Given concentric circles with center O and a point P outside the circles, draw segment PO and also draw lines through P tangent to the circles at S and T, as shown. If OS=10, PT bisects angle ∠OPS, and area(△TOP)=35, then determine distance OP.

I have managed to create the system of equations: $$5(OP)^2 - OT\cdot(OP)^2 + 5(OT)^2 = 0$$ $$(OT)^2((OP)^2 - (OT)^2) = 4900$$

I tried plugging these into Wolfram alpha to see if they yield the correct solution and they do, but then I tried to solve it. And I managed to figure out that $$(OP)^2 = \frac{490 + \sqrt{(OT)^6 + 240100}}{OT}$$.

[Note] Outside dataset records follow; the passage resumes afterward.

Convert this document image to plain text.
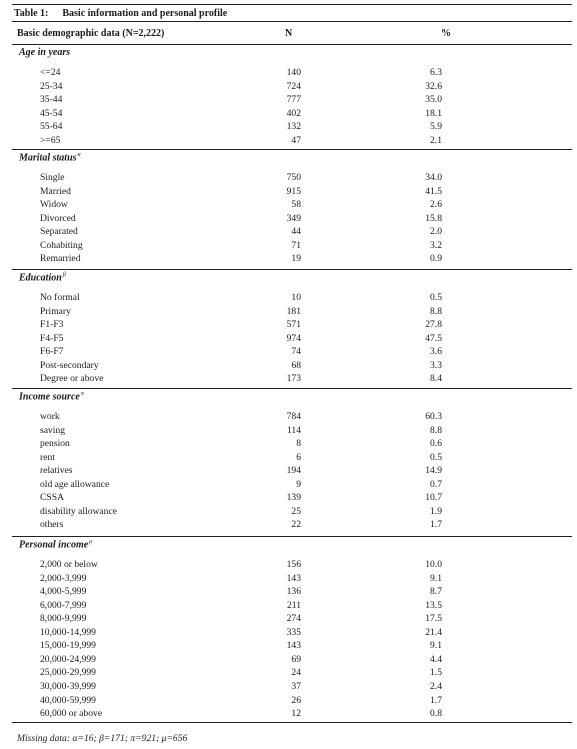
Table 1: Basic information and personal profile
Basic demographic data (N=2,222)	N	%
Age in years
<=24	140	6.3
25-34	724	32.6
35-44	777	35.0
45-54	402	18.1
55-64	132	5.9
>=65	47	2.1
Marital status$^\alpha$
Single	750	34.0
Married	915	41.5
Widow	58	2.6
Divorced	349	15.8
Separated	44	2.0
Cohabiting	71	3.2
Remarried	19	0.9
Education$^\beta$
No formal	10	0.5
Primary	181	8.8
F1-F3	571	27.8
F4-F5	974	47.5
F6-F7	74	3.6
Post-secondary	68	3.3
Degree or above	173	8.4
Income source$^\pi$
work	784	60.3
saving	114	8.8
pension	8	0.6
rent	6	0.5
relatives	194	14.9
old age allowance	9	0.7
CSSA	139	10.7
disability allowance	25	1.9
others	22	1.7
Personal income$^\mu$
2,000 or below	156	10.0
2,000-3,999	143	9.1
4,000-5,999	136	8.7
6,000-7,999	211	13.5
8,000-9,999	274	17.5
10,000-14,999	335	21.4
15,000-19,999	143	9.1
20,000-24,999	69	4.4
25,000-29,999	24	1.5
30,000-39,999	37	2.4
40,000-59,999	26	1.7
60,000 or above	12	0.8
Missing data: α=16; β=171; π=921; μ=656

I am completely and utterly stuck. Was I on the right track or did I get sucked down a wormhole? How are you supposed to solve this problem

Answer 1

Trigonometric solution. Let $OT/OP=\sin(\alpha)$ with $\alpha=\angle OPT$, then $$\begin{cases} \frac{1}{2}OT\cdot OP\cos(\alpha)=35\\ OP\sin(2\alpha)=10 \end{cases}$$ Since $\sin(2\alpha)=2\sin(\alpha)\cos(\alpha)$ it follows that $$\begin{cases} OT\cdot OP\cos(\alpha)=70\\ OT\cos(\alpha)=5 \end{cases}$$ and after dividing the first equation by the second one we get $$OP=\frac{70}{5}=14.$$

Answer 2

Here is a way to arrive at the answer without using trigonometry:

Note that $\angle OTP$ and $\angle OSP$ are both right angles on the same segment $OP$,
so if you drew a circle $\Gamma$ with diameter $OP$, then the points $S,T$ would lie on that circle (since angle subtended by a semicircle is $90^\circ$).

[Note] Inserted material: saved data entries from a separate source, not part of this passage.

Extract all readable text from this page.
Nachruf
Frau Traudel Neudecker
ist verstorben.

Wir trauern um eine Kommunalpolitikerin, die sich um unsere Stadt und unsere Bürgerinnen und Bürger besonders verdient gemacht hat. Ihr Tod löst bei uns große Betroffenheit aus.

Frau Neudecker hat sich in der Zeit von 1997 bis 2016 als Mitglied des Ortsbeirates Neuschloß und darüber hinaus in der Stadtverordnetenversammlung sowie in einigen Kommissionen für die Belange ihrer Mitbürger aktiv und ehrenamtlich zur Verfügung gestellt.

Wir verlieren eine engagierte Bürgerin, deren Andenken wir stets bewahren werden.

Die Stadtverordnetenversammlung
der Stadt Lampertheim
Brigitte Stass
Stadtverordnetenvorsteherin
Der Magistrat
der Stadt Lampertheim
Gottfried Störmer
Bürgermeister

Construction: Take $M$ to be the midpoint of $OP$, join $MT$ and let $MT\cap OS=X$. Draw the circle $\Gamma$ with diameter $OP$. (this is not necessary though)

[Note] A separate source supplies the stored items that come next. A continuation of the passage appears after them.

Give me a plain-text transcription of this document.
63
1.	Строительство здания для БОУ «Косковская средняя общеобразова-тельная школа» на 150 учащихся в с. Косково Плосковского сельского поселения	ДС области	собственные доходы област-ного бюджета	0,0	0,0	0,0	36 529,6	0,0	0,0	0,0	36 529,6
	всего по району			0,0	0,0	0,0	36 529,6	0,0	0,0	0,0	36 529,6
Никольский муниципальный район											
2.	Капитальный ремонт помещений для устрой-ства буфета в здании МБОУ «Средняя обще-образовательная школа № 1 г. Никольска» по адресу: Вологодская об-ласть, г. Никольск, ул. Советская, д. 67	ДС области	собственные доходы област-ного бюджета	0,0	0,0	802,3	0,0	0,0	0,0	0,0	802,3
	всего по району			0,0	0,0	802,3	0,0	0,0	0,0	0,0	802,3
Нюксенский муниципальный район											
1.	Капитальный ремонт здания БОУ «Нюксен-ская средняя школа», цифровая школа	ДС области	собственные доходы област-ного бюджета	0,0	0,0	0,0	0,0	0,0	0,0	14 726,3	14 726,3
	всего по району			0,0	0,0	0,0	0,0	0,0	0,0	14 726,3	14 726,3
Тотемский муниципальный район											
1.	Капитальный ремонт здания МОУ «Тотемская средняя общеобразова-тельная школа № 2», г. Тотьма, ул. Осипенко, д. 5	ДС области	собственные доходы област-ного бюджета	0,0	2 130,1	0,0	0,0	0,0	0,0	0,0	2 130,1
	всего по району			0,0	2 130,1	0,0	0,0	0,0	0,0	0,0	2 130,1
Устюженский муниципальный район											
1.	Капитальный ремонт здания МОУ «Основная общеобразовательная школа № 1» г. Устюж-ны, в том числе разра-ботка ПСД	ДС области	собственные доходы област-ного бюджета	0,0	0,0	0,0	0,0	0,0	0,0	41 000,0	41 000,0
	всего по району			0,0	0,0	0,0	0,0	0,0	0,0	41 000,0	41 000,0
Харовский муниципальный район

So, $M$ is the center of $\Gamma$ and $MT$ is a radius of circle $\Gamma$.

$$\text{angle at the center } \angle TMO = 2\angle TPO, \text{ by Inscribed Angle Theorem} \\ \implies \angle TMO = \angle SPO \ (\because PT \text{ bisects } \angle SPO) \\ \implies MT \parallel SP \\ \implies MT \perp OS \ (\because SP \perp OS) \qquad \qquad (1) $$

$M$ being the center of $\Gamma$, a perpendicular from $M$ to a chord $OS$ of $\Gamma$ bisects $OS$,
so $OX=\dfrac12\cdot OS = 5 \qquad \qquad \qquad \qquad (2)$

Again, $TM$ is a median in $\triangle TOP$, so it divides the area of the triangle into half, so we must have $$\text{area}[\triangle MTO]=\dfrac{\text{area}[\triangle TOP]}2 \\ \implies \dfrac12\cdot MT \cdot OX = \dfrac{35}2 \ (\text{from }(1)) \\ \implies MT=7\ (\text{using }(2))$$

so the radius of the circle $\Gamma$ is $7$, and it's diameter $OP=14$.